As a counter-example, if the U.S. eliminated the minimum wage, it is likely productivity would drop, even as employment surged. But aggregate demand could stay weak, even with the decrease in unemployment.


The truth is, aggregate demand is weak globally, which is why economies everywhere are waterlogged with capacity, especially China and Japan, which have built up exporting industries to service world markets.

If global aggregate demand is weak, does that not suggest a universal condition, such as tight major central banks?

Demand & Productivity

In “The Great Productivity Puzzle”, John Cassidy writes:

More worrying is the fact that slow productivity growth has now persisted for almost a decade, and that this development hasn’t been restricted to the United States. Something similar has happened in countries like Japan, Germany, France, and the United Kingdom. Whatever is driving the slowdown in productivity growth appears to be affecting the advanced world as a whole. What is it?

One possibility is:

The bigger issue is that many corporations aren’t seeing enough demand for their products to justify large new investments. And even when they do see an uptick in demand they hire new workers who have to make do with existing equipment. So employment growth looks healthy, but the economy remains stuck in a low-growth, low-investment, low-productivity trap.

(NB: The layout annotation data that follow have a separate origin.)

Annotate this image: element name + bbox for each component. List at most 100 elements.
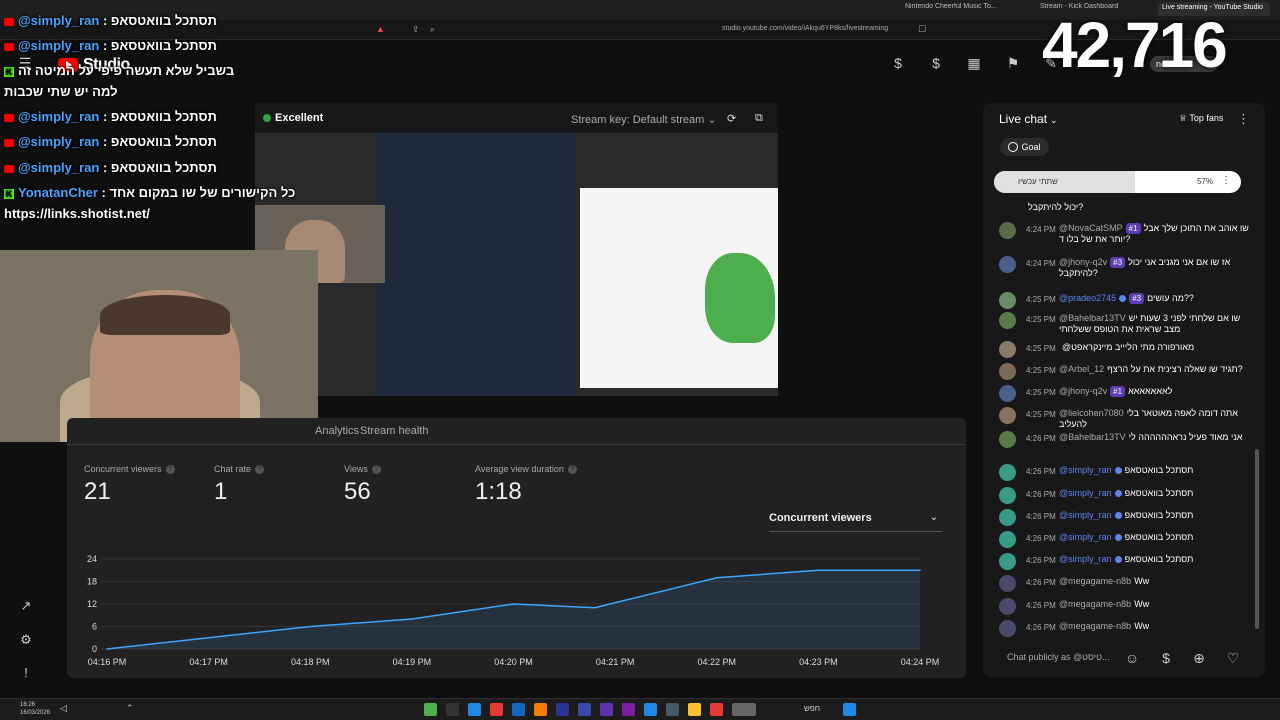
add-icon[interactable]: ⊕ <box>1190 649 1208 667</box>
more-options-icon[interactable]: ⋮ <box>1221 175 1231 186</box>
avatar[interactable] <box>999 487 1016 504</box>
taskbar-app-icon[interactable] <box>446 703 459 716</box>
avatar[interactable] <box>999 385 1016 402</box>
avatar[interactable] <box>999 256 1016 273</box>
chat-author[interactable]: @simply_ran <box>1059 488 1112 498</box>
browser-tab[interactable]: Nintendo Cheerful Music To... <box>905 3 1023 17</box>
goal-button[interactable]: Goal <box>1000 138 1049 156</box>
taskbar-app-icon[interactable] <box>468 703 481 716</box>
avatar[interactable] <box>999 363 1016 380</box>
avatar[interactable] <box>999 509 1016 526</box>
help-icon[interactable]: ? <box>371 464 381 474</box>
external-link-icon[interactable]: ↗ <box>17 597 35 615</box>
windows-start-icon[interactable] <box>843 703 856 716</box>
avatar[interactable] <box>999 292 1016 309</box>
taskbar-clock[interactable]: 16:26 16/03/2026 <box>20 701 50 717</box>
overlay-message: למה יש שתי שכבות <box>4 84 118 99</box>
chat-author[interactable]: @Bahelbar13TV <box>1059 313 1126 323</box>
x-tick-label: 04:21 PM <box>596 657 635 667</box>
taskbar-app-icon[interactable] <box>490 703 503 716</box>
taskbar-app-icon[interactable] <box>556 703 569 716</box>
refresh-icon[interactable]: ⟳ <box>727 112 736 125</box>
chat-author[interactable]: @simply_ran <box>1059 532 1112 542</box>
chat-author[interactable]: @simply_ran <box>1059 465 1112 475</box>
chat-message-body: @Arbel_12 תגיד שו שאלה רצינית את על הרצף? <box>1059 364 1249 375</box>
chat-author[interactable]: @jhony-q2v <box>1059 386 1107 396</box>
more-options-icon[interactable]: ⋮ <box>1237 111 1250 127</box>
chat-input[interactable]: Chat publicly as @טיסט... <box>1007 652 1110 662</box>
clock-date: 16/03/2026 <box>20 710 51 716</box>
avatar[interactable] <box>999 312 1016 329</box>
stream-key-select[interactable]: Stream key: Default stream ⌄ <box>571 113 717 126</box>
x-tick-label: 04:19 PM <box>393 657 432 667</box>
help-icon[interactable]: ? <box>255 464 265 474</box>
live-chat-mode-select[interactable]: Live chat ⌄ <box>999 112 1058 126</box>
metric-label: Chat rate <box>214 464 252 474</box>
volume-icon[interactable]: ◁ <box>60 703 67 714</box>
chat-author[interactable]: @simply_ran <box>1059 510 1112 520</box>
avatar[interactable] <box>999 553 1016 570</box>
chat-author[interactable]: @Arbel_12 <box>1059 364 1104 374</box>
avatar[interactable] <box>999 222 1016 239</box>
heart-icon[interactable]: ♡ <box>1224 649 1242 667</box>
chat-timestamp: 4:26 PM <box>1026 534 1056 543</box>
avatar[interactable] <box>999 620 1016 637</box>
taskbar-search[interactable]: חפש <box>804 704 820 713</box>
chat-author[interactable]: @jhony-q2v <box>1059 257 1107 267</box>
avatar[interactable] <box>999 407 1016 424</box>
taskbar-app-icon[interactable] <box>600 703 613 716</box>
chat-author[interactable]: @pradeo2745 <box>1059 293 1116 303</box>
goal-progress-bar[interactable]: שתתי עכשיו 57% ⋮ <box>994 171 1241 193</box>
super-chat-icon[interactable]: $ <box>1157 649 1175 667</box>
chat-author[interactable]: @simply_ran <box>1059 554 1112 564</box>
feedback-icon[interactable]: ! <box>17 664 35 682</box>
chat-author[interactable]: @megagame-n8b <box>1059 621 1131 631</box>
help-icon[interactable]: ? <box>165 464 175 474</box>
x-tick-label: 04:22 PM <box>697 657 736 667</box>
chat-author[interactable]: @lielcohen7080 <box>1059 408 1124 418</box>
share-icon[interactable]: ⇪ <box>412 24 420 35</box>
gear-icon[interactable]: ⚙ <box>17 631 35 649</box>
taskbar-app-icon[interactable] <box>512 703 525 716</box>
taskbar-app-icon[interactable] <box>688 703 701 716</box>
tab-stream-health[interactable]: Stream health <box>360 425 428 437</box>
taskbar-app-icon[interactable] <box>622 703 635 716</box>
chat-author[interactable]: @NovaCatSMP <box>1059 223 1123 233</box>
bookmark-icon[interactable]: ⚑ <box>1004 54 1022 72</box>
help-icon[interactable]: ? <box>567 464 577 474</box>
tab-analytics[interactable]: Analytics <box>315 425 359 437</box>
monetization-icon[interactable]: $ <box>889 54 907 72</box>
taskbar-app-icon[interactable] <box>666 703 679 716</box>
top-fans-button[interactable]: ♕ Top fans <box>1179 113 1223 124</box>
search-icon[interactable]: ⌕ <box>430 24 435 35</box>
avatar[interactable] <box>999 341 1016 358</box>
taskbar-app-icon[interactable] <box>732 703 756 716</box>
taskbar-app-icon[interactable] <box>710 703 723 716</box>
taskbar-app-icon[interactable] <box>644 703 657 716</box>
earn-icon[interactable]: $ <box>927 54 945 72</box>
copy-icon[interactable]: ⧉ <box>755 112 763 125</box>
youtube-icon <box>4 113 14 122</box>
webcam-main <box>0 250 318 442</box>
chat-author[interactable]: @megagame-n8b <box>1059 599 1131 609</box>
taskbar-app-icon[interactable] <box>424 703 437 716</box>
chat-author[interactable]: @megagame-n8b <box>1059 576 1131 586</box>
bookmark-icon[interactable]: ☐ <box>918 24 926 35</box>
url-field[interactable]: studio.youtube.com/video/iAkqu6YP8ks/liv… <box>722 25 888 32</box>
clapper-icon[interactable]: ▦ <box>965 54 983 72</box>
taskbar-app-icon[interactable] <box>534 703 547 716</box>
avatar[interactable] <box>999 575 1016 592</box>
chat-scrollbar[interactable] <box>1255 449 1259 629</box>
avatar[interactable] <box>999 598 1016 615</box>
avatar[interactable] <box>999 431 1016 448</box>
avatar[interactable] <box>999 464 1016 481</box>
avatar[interactable] <box>999 531 1016 548</box>
preview-toolbar: Excellent Stream key: Default stream ⌄ ⟳… <box>255 103 778 133</box>
brave-shield-icon[interactable]: ▲ <box>376 24 385 34</box>
emoji-icon[interactable]: ☺ <box>1123 649 1141 667</box>
chart-metric-select[interactable]: Concurrent viewers ⌄ <box>769 512 942 532</box>
taskbar-app-icon[interactable] <box>578 703 591 716</box>
chat-author[interactable]: @Bahelbar13TV <box>1059 432 1126 442</box>
chevron-up-icon[interactable]: ⌃ <box>126 703 134 714</box>
chat-message-list[interactable]: יכול להיתקבל? 4:24 PM @NovaCatSMP #1 שו אוה… <box>983 198 1253 638</box>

If this is what’s happening, there isn’t anything wrong with new technology, or the economy’s capacity to grow: the issue is how exploit its potential. If higher demand could be sustained, perhaps through a fiscal or monetary stimulus, firms would step up investment, and the economy would return to a more virtuous circle, in which higher rates of productivity growth and G.D.P. growth reinforced each other. This is basically what happened between 1945 and 1973.

In the same vein, Bernanke writes:

On the other hand, as mentioned earlier, the recent decline in productivity growth (and thus in potential output) has been both large and mostly unexpected. Some have hypothesized that this decline is not purely exogenous but has been influenced, to some extent, by short-term economic conditions. For example, the slow recovery from the Great Recession likely impeded capital investment, business formation, and the acquisition of skills and experience by workers, which in turn may have contributed to the disappointing pace of productivity gains. The converse possibility, that stronger economic growth today might have positive and lasting effects on the economy’s ability to grow, is for some an argument for erring on the side of more stimulative policies.

The charts provide an illustration of the importance of the stability and growth level of demand (NGDP) for the productivity growth outcome.

Demand & Productivity

Update (Aug 11) Kocherlakota pitches demand:

What to do? When faced with a decline in productivity, economists typically offer so-called supply-side solutions, such as lowering taxes or eliminating regulations. It’s important to recognize, though, that policies aimed at stimulating demand might be able to help a lot.

Suppose, for example, that macroeconomic policy choices convinced businesses to expect faster growth in the demand for their goods and services than they currently do. Companies would react by investing in more physical capital, and in the innovation needed to make that capital (and the people who work with it) more productive.